Actually, he was being generous, since Burma has gone south recently. As for the Iran deal, Walker argues:

Think about it, this is a combination of our allies in the Arab world, not just Israel, in the Arab world concerned about the United States being at the negotiating table with Iran considering all the client state initiatives not only in Yemen but you look at what they’re doing to prop up Assad in Syria, you look at the other problems created around the world. But on top of that think about why were the Iranians at the table in the first place? After nearly two decades of sanctions they’re actually working. They’re not coming to the table out of the good nature of their hearts trying to push for world peace. They’re coming to the table because they were being brought to their knees because of the sanctions from the United States and our from allies particularly in Europe. And right at the time when they’re working think about this kind of negotiation. We should have been saying here’s the deal: you take it or if not we’re going to go back to our allies and push for even stronger sanctions because we know they’re working and the deal is you got to get out of terrorism and prove you don’t have any nuclear weapons and that’s the only deal we’re negotiating.

Former Israeli prime minister Ehud Barak (one of Democrats’ favorites and a Labor Party member) agrees with Walker on a take-it-or-leave-it approach.
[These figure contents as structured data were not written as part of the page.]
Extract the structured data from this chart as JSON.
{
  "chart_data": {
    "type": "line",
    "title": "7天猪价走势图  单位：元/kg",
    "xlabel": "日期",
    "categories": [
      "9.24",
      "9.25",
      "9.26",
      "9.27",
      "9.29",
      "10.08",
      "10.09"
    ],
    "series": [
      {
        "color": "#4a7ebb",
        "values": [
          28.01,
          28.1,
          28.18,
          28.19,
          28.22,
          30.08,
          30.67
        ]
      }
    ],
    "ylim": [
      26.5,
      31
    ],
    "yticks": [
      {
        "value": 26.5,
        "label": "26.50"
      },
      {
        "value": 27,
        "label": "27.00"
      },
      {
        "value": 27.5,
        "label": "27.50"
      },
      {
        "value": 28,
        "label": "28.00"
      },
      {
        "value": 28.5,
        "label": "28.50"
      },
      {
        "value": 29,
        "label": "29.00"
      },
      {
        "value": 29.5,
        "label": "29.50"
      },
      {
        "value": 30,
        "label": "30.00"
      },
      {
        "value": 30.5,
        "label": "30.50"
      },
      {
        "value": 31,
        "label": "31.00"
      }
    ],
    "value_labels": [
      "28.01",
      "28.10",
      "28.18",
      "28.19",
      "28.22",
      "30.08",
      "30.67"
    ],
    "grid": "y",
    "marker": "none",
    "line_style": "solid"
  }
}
So given the choice between Walker (who was kind enough not to use too many big words) and the Obama-Clinton-Kerry foreign policy, there really is no contest. Unfortunately, the president refuses to learn from experience and adjust to reality. Hence, we find ourselves with a list of concessions to Iran, Iran on the move in multiple places, the Islamic State taking root in two countries and junior partner Bashar al-Assad still in power and slaughtering hundreds of thousands of his people. There is a big word for that: incompetent.